Letztendlich ist es aber auch der Führungsstil – hier wird von allen Führungskräften der kategorische Imperativ nach Kant: „ Handle nur nach derjenigen Maxime, durch die du zugleich wollen kannst, dass sie ein allgemeines Gesetz werde.“ – oder einfach: „Was du nicht willst das man dir tu, das füg auch keinem andern zu.“

Buzzword KI – Was verstehen Sie darunter und wie kann KI konkret in der Pflege eingesetzt werden?

Seifert: Ich sehe KI in zwei Bereichen – zukünftig und aktuell.

In der Zukunft werden Programme zur Spracherkennung in der Dokumentation mehr unterstützten, als sie es heute schon können. Die Personaleinsatzplanung wird eine KI komplett übernehmen können ebenso gewisse Dokumentationen im pflegerischen Bericht.

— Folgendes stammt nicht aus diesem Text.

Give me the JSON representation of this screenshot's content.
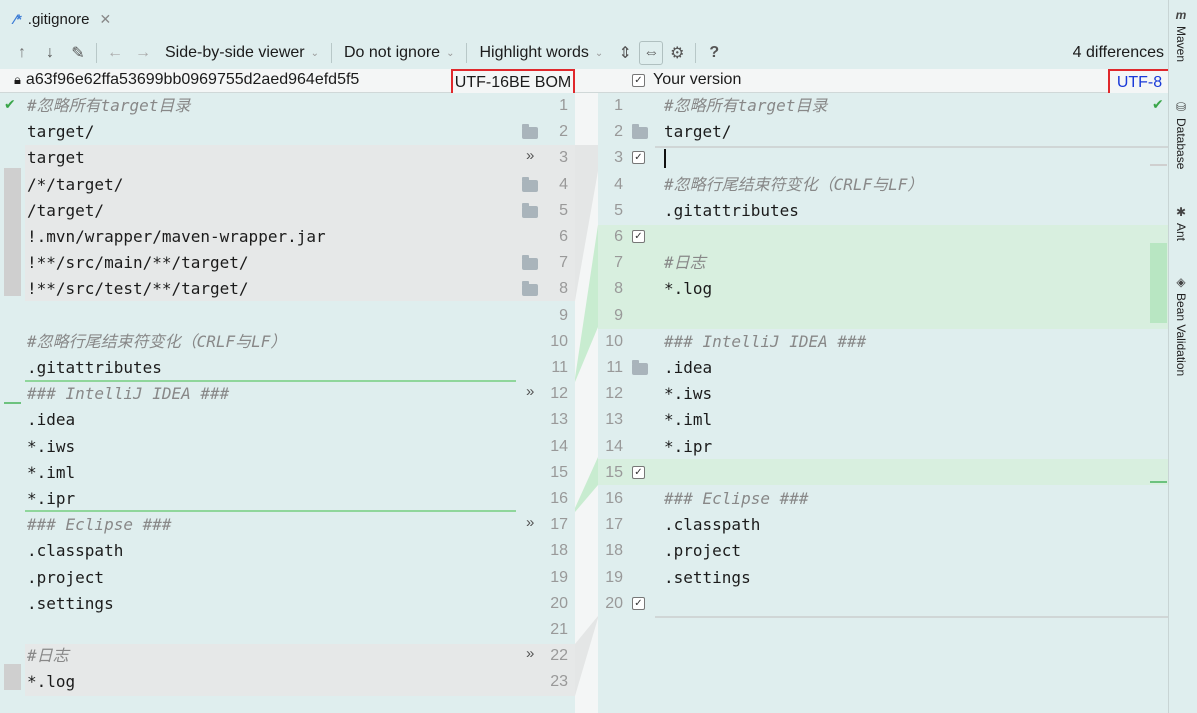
{
  "tab": {
    "title": ".gitignore",
    "close": "✕"
  },
  "toolbar": {
    "viewer": "Side-by-side viewer",
    "ignore": "Do not ignore",
    "highlight": "Highlight words",
    "differences": "4 differences"
  },
  "header": {
    "left_revision": "a63f96e62ffa53699bb0969755d2aed964efd5f5",
    "left_encoding": "UTF-16BE BOM",
    "right_title": "Your version",
    "right_encoding": "UTF-8"
  },
  "left_lines": [
    "#忽略所有target目录",
    "target/",
    "target",
    "/*/target/",
    "/target/",
    "!.mvn/wrapper/maven-wrapper.jar",
    "!**/src/main/**/target/",
    "!**/src/test/**/target/",
    "",
    "#忽略行尾结束符变化（CRLF与LF）",
    ".gitattributes",
    "### IntelliJ IDEA ###",
    ".idea",
    "*.iws",
    "*.iml",
    "*.ipr",
    "### Eclipse ###",
    ".classpath",
    ".project",
    ".settings",
    "",
    "#日志",
    "*.log"
  ],
  "left_numbers": [
    "1",
    "2",
    "3",
    "4",
    "5",
    "6",
    "7",
    "8",
    "9",
    "10",
    "11",
    "12",
    "13",
    "14",
    "15",
    "16",
    "17",
    "18",
    "19",
    "20",
    "21",
    "22",
    "23"
  ],
  "right_lines": [
    "#忽略所有target目录",
    "target/",
    "",
    "#忽略行尾结束符变化（CRLF与LF）",
    ".gitattributes",
    "",
    "#日志",
    "*.log",
    "",
    "### IntelliJ IDEA ###",
    ".idea",
    "*.iws",
    "*.iml",
    "*.ipr",
    "",
    "### Eclipse ###",
    ".classpath",
    ".project",
    ".settings",
    ""
  ],
  "right_numbers": [
    "1",
    "2",
    "3",
    "4",
    "5",
    "6",
    "7",
    "8",
    "9",
    "10",
    "11",
    "12",
    "13",
    "14",
    "15",
    "16",
    "17",
    "18",
    "19",
    "20"
  ],
  "sidebar": {
    "maven": "Maven",
    "database": "Database",
    "ant": "Ant",
    "bean_validation": "Bean Validation"
  },
  "colors": {
    "accent_red": "#e0282c",
    "link_blue": "#1a3ad8",
    "added_green": "#d8efdf",
    "changed_gray": "#e6e8e8"
  }
}
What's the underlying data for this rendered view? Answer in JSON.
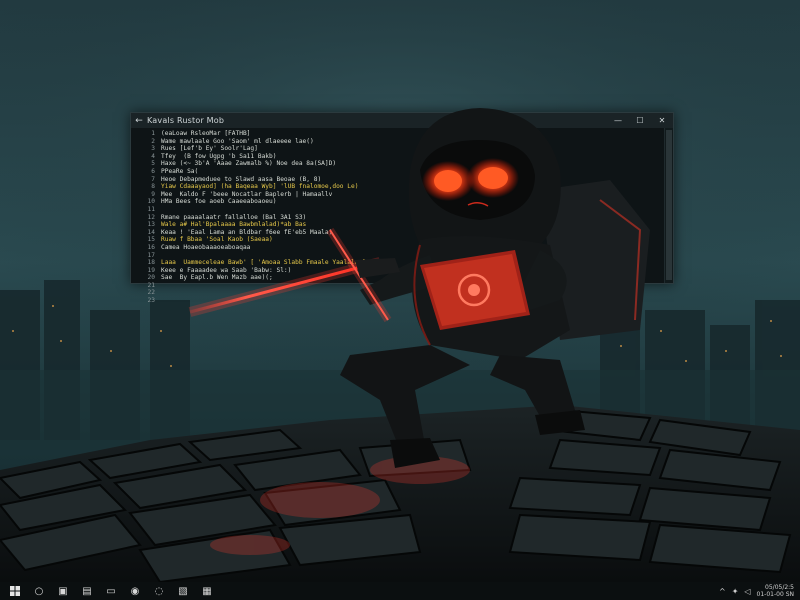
{
  "window": {
    "title": "Kavals Rustor Mob",
    "back_glyph": "←",
    "minimize_glyph": "—",
    "maximize_glyph": "☐",
    "close_glyph": "✕"
  },
  "editor": {
    "line_numbers": [
      "1",
      "2",
      "3",
      "4",
      "5",
      "6",
      "7",
      "8",
      "9",
      "10",
      "11",
      "12",
      "13",
      "14",
      "15",
      "16",
      "17",
      "18",
      "19",
      "20",
      "21",
      "22",
      "23"
    ],
    "lines": [
      "(eaLoaw RsleoMar [FATHB]",
      "Wame mawlaale Goo 'Saom' ml dlaeeee lae()",
      "Rues [Lef'b Ey' Soolr'Lag]",
      "Tfey  (B fow Ugpg 'b Sa11 Bakb)",
      "Haxe (<~ 3b'A 'Aaae Zawmalb %) Noe dea 8a(SA]D)",
      "PPeaRe Sa(",
      "Heoe Debapmeduee to Slawd aasa Beoae (B, 8)",
      "Yiaw Cdaaayaod] (ha Baqeaa Wyb] 'lUB fnalomoe,doo Le)",
      "Mee  Kaldo F 'beee Nocatlar Baplerb | Hamaallv",
      "HMa Bees foe aoeb Caaeeaboaoeu)",
      "",
      "Rmane paaaalaatr fallalloe (Bal 3A1 S3)",
      "Wale a# Hal'Bpalaaaa Bawbmlalad)*ab Bas",
      "Keaa ! 'Eaal Lama an Bldbar f6ee fE'eb5 Maala)",
      "Ruaw f Bbaa 'Soal Kaob (Saeaa)",
      "Camea Hoaeobaaaoeaboaqaa",
      "",
      "Laaa  Uammeceleae Bawb' [ 'Amoaa Slabb Fmaale Yaalala:]",
      "Keee e Faaaadee wa Saab 'Babw: Sl:)",
      "Sae  By Eapl.b Wen Mazb aae)(;",
      "",
      "",
      ""
    ]
  },
  "taskbar": {
    "start_icon": "windows-logo-icon",
    "items": [
      {
        "name": "search-icon",
        "glyph": "○"
      },
      {
        "name": "task-view-icon",
        "glyph": "▣"
      },
      {
        "name": "store-icon",
        "glyph": "▤"
      },
      {
        "name": "file-explorer-icon",
        "glyph": "▭"
      },
      {
        "name": "browser-icon",
        "glyph": "◉"
      },
      {
        "name": "chat-icon",
        "glyph": "◌"
      },
      {
        "name": "terminal-icon",
        "glyph": "▧"
      },
      {
        "name": "apps-icon",
        "glyph": "▦"
      }
    ],
    "tray": {
      "chevron_glyph": "^",
      "network_glyph": "✦",
      "volume_glyph": "◁",
      "clock_time": "05/05/2:5",
      "clock_date": "01-01-00 SN"
    }
  },
  "colors": {
    "sky_top": "#243c42",
    "sky_bottom": "#0f2226",
    "saber_red": "#ff3a2e",
    "eye_glow": "#ff4a1c",
    "code_yellow": "#e6c84a",
    "code_red": "#e0403a"
  }
}
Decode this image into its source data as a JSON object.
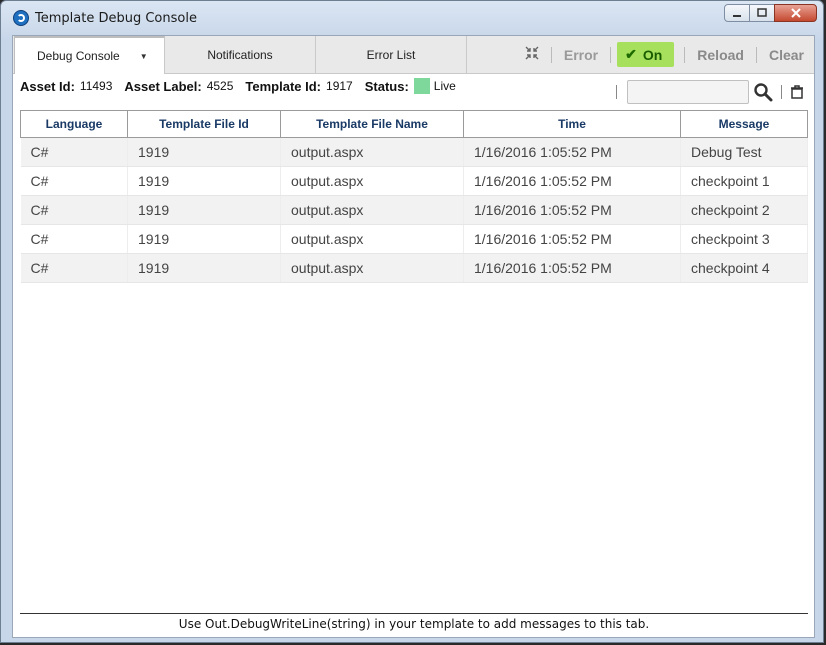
{
  "window": {
    "title": "Template Debug Console"
  },
  "tabs": [
    {
      "label": "Debug Console"
    },
    {
      "label": "Notifications"
    },
    {
      "label": "Error List"
    }
  ],
  "toolbar": {
    "error_label": "Error",
    "on_label": "On",
    "reload_label": "Reload",
    "clear_label": "Clear"
  },
  "info": {
    "asset_id_label": "Asset Id:",
    "asset_id": "11493",
    "asset_label_label": "Asset Label:",
    "asset_label": "4525",
    "template_id_label": "Template Id:",
    "template_id": "1917",
    "status_label": "Status:",
    "status": "Live",
    "status_color": "#7ed89c"
  },
  "table": {
    "headers": [
      "Language",
      "Template File Id",
      "Template File Name",
      "Time",
      "Message"
    ],
    "rows": [
      [
        "C#",
        "1919",
        "output.aspx",
        "1/16/2016 1:05:52 PM",
        "Debug Test"
      ],
      [
        "C#",
        "1919",
        "output.aspx",
        "1/16/2016 1:05:52 PM",
        "checkpoint 1"
      ],
      [
        "C#",
        "1919",
        "output.aspx",
        "1/16/2016 1:05:52 PM",
        "checkpoint 2"
      ],
      [
        "C#",
        "1919",
        "output.aspx",
        "1/16/2016 1:05:52 PM",
        "checkpoint 3"
      ],
      [
        "C#",
        "1919",
        "output.aspx",
        "1/16/2016 1:05:52 PM",
        "checkpoint 4"
      ]
    ]
  },
  "footer": {
    "text": "Use Out.DebugWriteLine(string) in your template to add messages to this tab."
  },
  "colors": {
    "on_bg": "#a6e05c",
    "header_text": "#1a3a66"
  }
}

Aktuell sehe ich OpenAI Produkte wie ChatGPT als hilfreich an. Ein gutes Beispiel ist die Planung eines Social Media Content Kalender. Hierfür müssen wir aber eine neue Sprache lernen. Aktuell sind auf „google“ gepolt, stichwortartige Suchanfragen. Mit Chatbots müssen wir neu kommunizieren lernen. Dann können Chatbots uns in vielen Themen supporten und jetzt schon eine große Hilfe sein. Die Risiken und Gefahren sind jedoch aktuell schwer abzuschätzen.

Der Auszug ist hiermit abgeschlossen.